I think our emerging technologies might provide a way to do this. Some of my friends have been very interested in creating a "glass bead game", and I am very sympathetic to this, although trying to realise what Herman Hesse was really going on about is difficult, to say the least. I do think that there are many ways to do something that breaks the rules of the existing academic games. One way may be the course I set up at the Far Eastern Federal University 8 years ago. It's still going, despite the obvious constraints on my participation. The guiding principle of that course was to see the learning journey as a process of construction through a syncretistic world of indistinct encounters with multiple fields of knowledge. Now AI and VR and heaven knows what else could do this even more powerfully.

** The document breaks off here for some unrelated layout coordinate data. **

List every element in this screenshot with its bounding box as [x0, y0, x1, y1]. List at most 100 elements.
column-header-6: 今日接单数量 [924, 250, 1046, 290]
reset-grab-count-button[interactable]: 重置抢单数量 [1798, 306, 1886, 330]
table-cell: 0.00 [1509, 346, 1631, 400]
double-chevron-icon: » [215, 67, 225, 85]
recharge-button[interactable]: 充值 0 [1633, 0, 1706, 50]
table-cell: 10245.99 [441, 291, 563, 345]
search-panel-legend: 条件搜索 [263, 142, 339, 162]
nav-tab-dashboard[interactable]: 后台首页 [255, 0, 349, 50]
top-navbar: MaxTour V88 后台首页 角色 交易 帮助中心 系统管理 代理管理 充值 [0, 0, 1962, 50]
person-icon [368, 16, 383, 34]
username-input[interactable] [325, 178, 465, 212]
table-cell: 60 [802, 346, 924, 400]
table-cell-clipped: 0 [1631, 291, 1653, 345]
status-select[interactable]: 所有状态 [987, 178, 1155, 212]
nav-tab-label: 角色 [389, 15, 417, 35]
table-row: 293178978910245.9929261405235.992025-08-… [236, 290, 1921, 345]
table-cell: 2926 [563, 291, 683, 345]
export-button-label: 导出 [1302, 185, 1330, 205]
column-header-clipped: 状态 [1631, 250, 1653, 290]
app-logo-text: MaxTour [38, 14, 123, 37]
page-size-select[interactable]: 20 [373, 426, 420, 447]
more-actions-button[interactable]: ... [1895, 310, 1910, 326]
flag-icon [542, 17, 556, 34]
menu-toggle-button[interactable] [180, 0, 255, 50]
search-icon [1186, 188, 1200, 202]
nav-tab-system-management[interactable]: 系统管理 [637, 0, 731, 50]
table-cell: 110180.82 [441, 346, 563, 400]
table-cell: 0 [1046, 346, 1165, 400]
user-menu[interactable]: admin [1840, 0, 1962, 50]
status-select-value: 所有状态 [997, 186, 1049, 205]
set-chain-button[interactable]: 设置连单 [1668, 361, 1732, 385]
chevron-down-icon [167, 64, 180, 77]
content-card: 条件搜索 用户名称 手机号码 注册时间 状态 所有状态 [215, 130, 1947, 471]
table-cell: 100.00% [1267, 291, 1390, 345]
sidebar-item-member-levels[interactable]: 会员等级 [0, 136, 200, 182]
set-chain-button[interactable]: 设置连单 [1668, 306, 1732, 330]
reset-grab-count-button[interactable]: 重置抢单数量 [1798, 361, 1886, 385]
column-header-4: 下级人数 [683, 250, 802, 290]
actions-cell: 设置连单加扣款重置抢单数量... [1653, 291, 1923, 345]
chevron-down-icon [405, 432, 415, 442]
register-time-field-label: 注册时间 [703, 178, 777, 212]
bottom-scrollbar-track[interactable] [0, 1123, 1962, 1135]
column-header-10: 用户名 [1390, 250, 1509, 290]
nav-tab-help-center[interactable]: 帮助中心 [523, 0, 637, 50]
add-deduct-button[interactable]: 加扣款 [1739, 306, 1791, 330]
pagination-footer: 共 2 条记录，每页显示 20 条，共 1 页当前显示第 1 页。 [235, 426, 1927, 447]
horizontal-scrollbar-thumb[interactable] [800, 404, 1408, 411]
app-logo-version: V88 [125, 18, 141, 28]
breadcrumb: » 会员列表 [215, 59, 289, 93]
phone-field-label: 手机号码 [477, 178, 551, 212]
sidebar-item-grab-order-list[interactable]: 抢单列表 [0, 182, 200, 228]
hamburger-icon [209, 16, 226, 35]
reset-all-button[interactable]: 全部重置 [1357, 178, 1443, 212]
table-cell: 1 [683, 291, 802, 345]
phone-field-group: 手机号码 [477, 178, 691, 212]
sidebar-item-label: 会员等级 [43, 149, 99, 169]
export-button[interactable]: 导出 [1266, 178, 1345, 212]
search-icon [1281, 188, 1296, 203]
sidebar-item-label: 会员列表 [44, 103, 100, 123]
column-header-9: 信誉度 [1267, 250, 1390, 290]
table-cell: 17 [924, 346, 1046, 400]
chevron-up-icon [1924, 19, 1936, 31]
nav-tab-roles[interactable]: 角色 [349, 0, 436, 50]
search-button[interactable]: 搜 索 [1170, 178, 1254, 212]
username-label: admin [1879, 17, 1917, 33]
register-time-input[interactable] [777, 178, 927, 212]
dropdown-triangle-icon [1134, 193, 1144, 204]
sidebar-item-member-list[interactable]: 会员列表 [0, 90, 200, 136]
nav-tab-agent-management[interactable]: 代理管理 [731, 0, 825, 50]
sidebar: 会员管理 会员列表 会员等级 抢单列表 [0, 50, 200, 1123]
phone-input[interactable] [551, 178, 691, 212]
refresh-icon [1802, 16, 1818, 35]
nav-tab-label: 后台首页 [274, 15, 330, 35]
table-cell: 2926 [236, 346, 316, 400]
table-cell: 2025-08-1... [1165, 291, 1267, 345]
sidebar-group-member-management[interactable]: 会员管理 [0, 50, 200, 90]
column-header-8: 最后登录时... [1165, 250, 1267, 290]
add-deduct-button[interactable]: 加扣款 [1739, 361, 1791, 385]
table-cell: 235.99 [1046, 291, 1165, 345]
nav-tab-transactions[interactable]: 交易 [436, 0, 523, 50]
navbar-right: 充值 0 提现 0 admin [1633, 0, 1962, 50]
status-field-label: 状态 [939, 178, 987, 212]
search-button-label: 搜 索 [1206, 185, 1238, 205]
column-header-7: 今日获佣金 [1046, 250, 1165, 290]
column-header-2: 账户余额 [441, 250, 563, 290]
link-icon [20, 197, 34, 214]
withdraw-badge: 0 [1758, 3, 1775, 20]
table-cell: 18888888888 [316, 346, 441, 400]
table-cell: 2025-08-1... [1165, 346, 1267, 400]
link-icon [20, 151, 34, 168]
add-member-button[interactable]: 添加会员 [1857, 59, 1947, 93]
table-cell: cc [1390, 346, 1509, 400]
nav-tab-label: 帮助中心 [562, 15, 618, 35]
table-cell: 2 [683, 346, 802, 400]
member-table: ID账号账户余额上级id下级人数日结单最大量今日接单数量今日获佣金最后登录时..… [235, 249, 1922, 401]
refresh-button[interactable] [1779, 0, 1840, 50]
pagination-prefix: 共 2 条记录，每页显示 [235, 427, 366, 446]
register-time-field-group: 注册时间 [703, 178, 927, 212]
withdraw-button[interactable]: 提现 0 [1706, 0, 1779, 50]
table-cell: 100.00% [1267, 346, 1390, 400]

A few weeks ago I gave a lecture-performance at Manchester's wonderful transdisciplinary space, Bound and Infinity on "music and cybernetics" (or musicocybernetics). It's a small space, but with a projection, a piano and a synthesizer, video and sound, I did something which (in the words of one attendee), invited the audience to think in new ways. There was nothing deterministic about this - it was improvisatory. But it had the desired effect. Much like what I had aimed for in Russia.
There is a new kind of syncretistic art form that is possible. We need it - because what happens in education at the moment is just so dreary in comparison to what is possible with the new technologies we are surrounded by. It is a time for experiment and play. This will be too threatening to the established educational elite to support, so they are likely to get left behind in this "game-changer".